Have you heard of hybridizing Delphi and AI. Probably not, its new. Yet the dataset used to train AI are derived from samples which might reflect significant bias. What happens if this occurs? This is one of the most pressing questions at the intersection of AI and traditional statistical analysis.
The present state of RCT for critical care syndromes is in flux. For the past 35 years the RCT measurements defining the syndrome under test were simply “expert guessed” or derived by the 1980s Delphi consensus derivation method. This approach has failed.
This linked study offers a new “hybrid” approach for deriving threshold RCT measurement and clinical score derivation combining machine learning and the Delphi method.
While it may seem reasonable to discount the entire result, given the failure of one-size-fits-all threshold measurements to measure a syndrome comprised of many hundreds of infection types accross the world, the authors try hard to render data driven results and should be commended for trying to step away from (or improve) the old syndrome RCT measurement guessing method.
Here though, we see how bias associated with combining expert opinion (Delphi Method) with AI/ML can produce interesting results.
For example the platelet threshold of 100 is identicle to the platelet threshold of 100 from SOFA (guessed in 1996).
Futher we see they apparently use SOFA and other legacy guessed scores as a features along with the raw data for ML training.
The conclusion that the threshold for platelets is the exact same number (100) as guessed legacy scores may indicate that bias crept into the ML.
Indeed 100 and 10 were favored numbers in the old 20th century legacy thresholds reflecting “number bias”.
This is one danger of AI, that it may be trained on biased datasets or that the datasets chosen for training are defined by bias.
The most striking occurrence here is the absence of a score for myeloid failure. This may be due to to bias against the legacy Myeloid thresholds of SIRS (WBC of 12 or Bands 10%) which were guessed and certainly set as too sensitive. Measurements from the myeloid system have been used as part of the standard for almost 35 years and now the whole system is abandoned.
The myeloid system had already been deleted from the adult sepsis measurement when SEPSIS 3 (which was based on SOFA) replaced SIRS in 2015. The authors state they had a goal of harmonizing with the adult measure. One possible example of legacy measurement bias
I bring this here because one of the risks of AI is that the massive datasets make the thresholds appear valid. Certainly platelets, lactate and the other signals are death signals in infection, so correlation with death is expected and does not validate a particular threshold for clinical use as measure of a syndrome comprised of a SET of diseases.

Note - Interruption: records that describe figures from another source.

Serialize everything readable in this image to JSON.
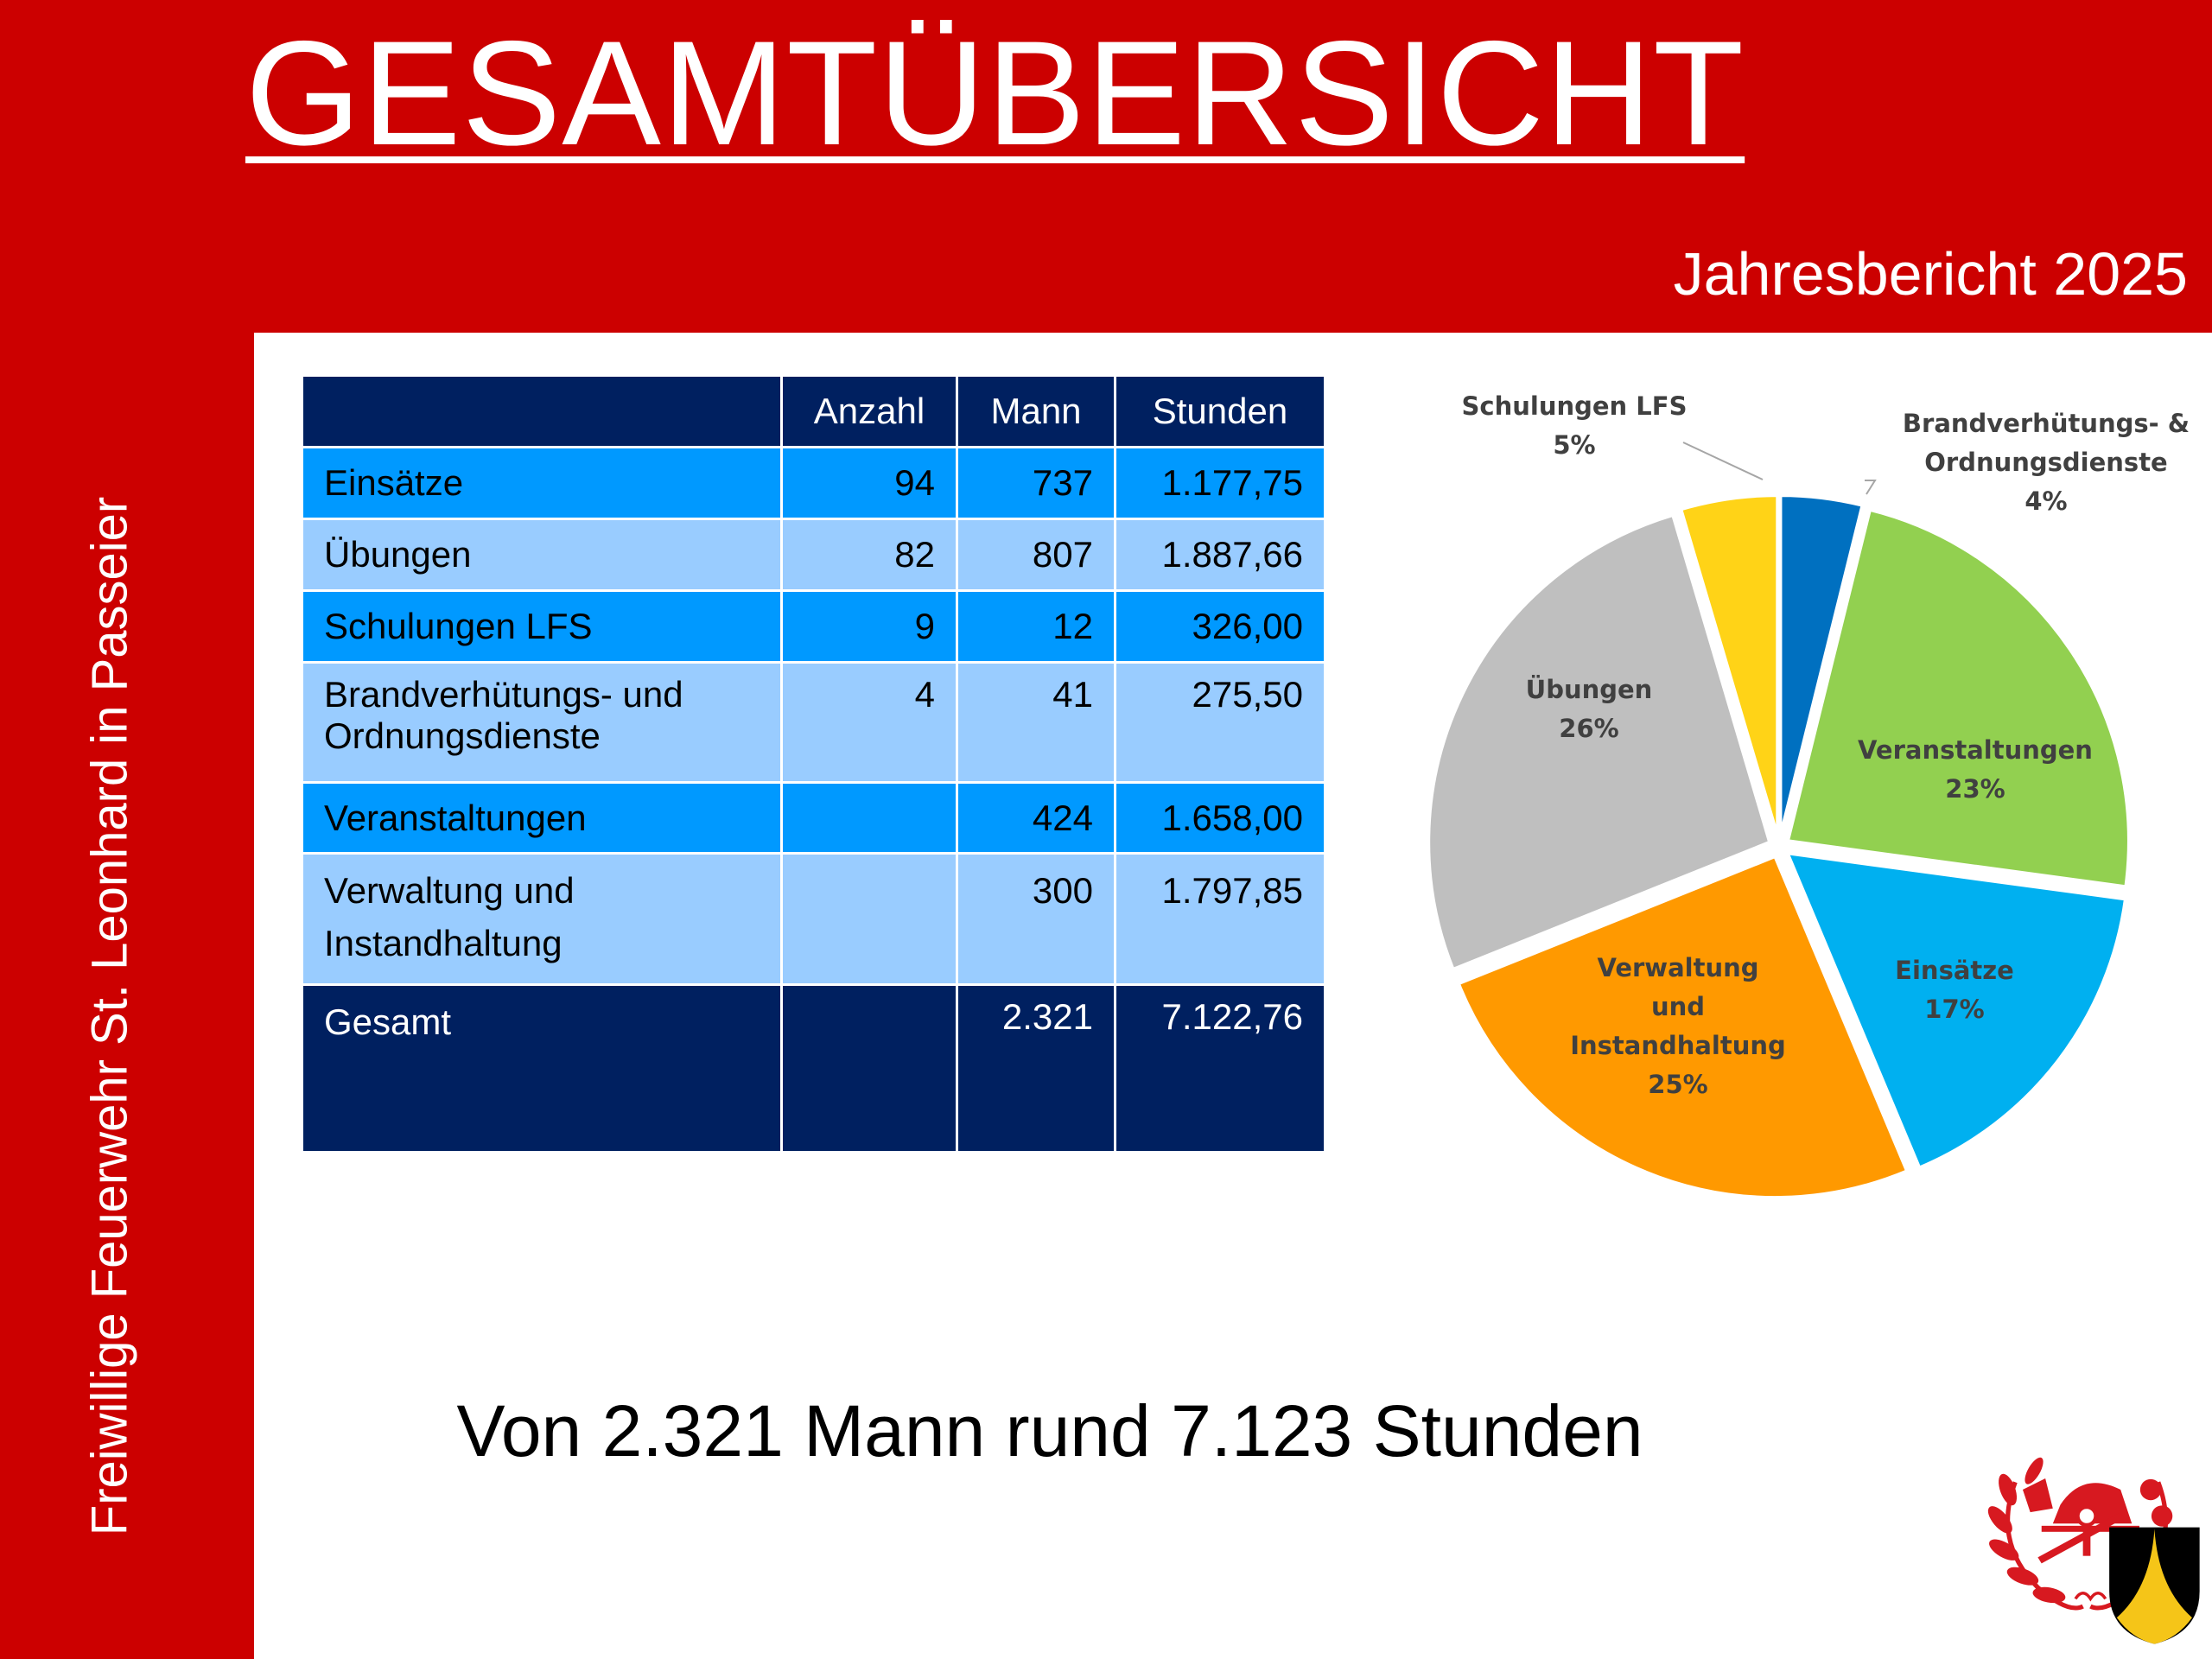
{
  "header": {
    "title": "GESAMTÜBERSICHT",
    "subtitle": "Jahresbericht 2025"
  },
  "sidebar": {
    "text": "Freiwillige Feuerwehr St. Leonhard in Passeier"
  },
  "table": {
    "columns": [
      "",
      "Anzahl",
      "Mann",
      "Stunden"
    ],
    "rows": [
      {
        "label": "Einsätze",
        "anzahl": "94",
        "mann": "737",
        "stunden": "1.177,75"
      },
      {
        "label": "Übungen",
        "anzahl": "82",
        "mann": "807",
        "stunden": "1.887,66"
      },
      {
        "label": "Schulungen LFS",
        "anzahl": "9",
        "mann": "12",
        "stunden": "326,00"
      },
      {
        "label": "Brandverhütungs- und Ordnungsdienste",
        "anzahl": "4",
        "mann": "41",
        "stunden": "275,50"
      },
      {
        "label": "Veranstaltungen",
        "anzahl": "",
        "mann": "424",
        "stunden": "1.658,00"
      },
      {
        "label": "Verwaltung und Instandhaltung",
        "anzahl": "",
        "mann": "300",
        "stunden": "1.797,85"
      },
      {
        "label": "Gesamt",
        "anzahl": "",
        "mann": "2.321",
        "stunden": "7.122,76"
      }
    ]
  },
  "chart_data": {
    "type": "pie",
    "title": "",
    "slices": [
      {
        "label": "Brandverhütungs- & Ordnungsdienste",
        "value": 275.5,
        "percent": "4%",
        "color": "#0070c0"
      },
      {
        "label": "Veranstaltungen",
        "value": 1658.0,
        "percent": "23%",
        "color": "#92d050"
      },
      {
        "label": "Einsätze",
        "value": 1177.75,
        "percent": "17%",
        "color": "#00b0f0"
      },
      {
        "label": "Verwaltung und Instandhaltung",
        "value": 1797.85,
        "percent": "25%",
        "color": "#ff9900"
      },
      {
        "label": "Übungen",
        "value": 1887.66,
        "percent": "26%",
        "color": "#bfbfbf"
      },
      {
        "label": "Schulungen LFS",
        "value": 326.0,
        "percent": "5%",
        "color": "#ffd317"
      }
    ]
  },
  "summary": "Von 2.321 Mann rund 7.123 Stunden",
  "colors": {
    "background": "#cc0000",
    "table_header": "#002060",
    "row_dark": "#0099ff",
    "row_light": "#99ccff"
  }
}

Here they also offer a clinical decision tree for a patient based on the derived thresholds.
From a worldwide AI and Delphi processed data set to the beside of a 6 year old in Kenya and a 14 year old in St. Louis, this is a scary proposition for anyone understanding the limitations of syndromes and AI.
This is being discussed on X but we need this groups help here or join in on X. These are the world’s children in a state most vunerable, a time to engage the world’s great statistical minds
We are at the cusp of the introduction of AI, and here it starts with the derivation of measurements for bedside clinical and RCT use. This has to be right. I’m hoping for many comments.
This paper is a major accomplishent. Profound amount of organization and work. Yet, is it effective to pool data from accross the world, apply AI, and derive a threshold value for clinical use in the instant patient? Is that an effective use of AI? It’s a question that must be answered soon given the promulgation of this standard which may be clipped to the pediatric ward walls within days.
Its worthwhile to think of the heterogeneity of those pooled cases. Can we generalize such broadly aquired results to the local, instant patient under care and can we apply them as measurements for RCT?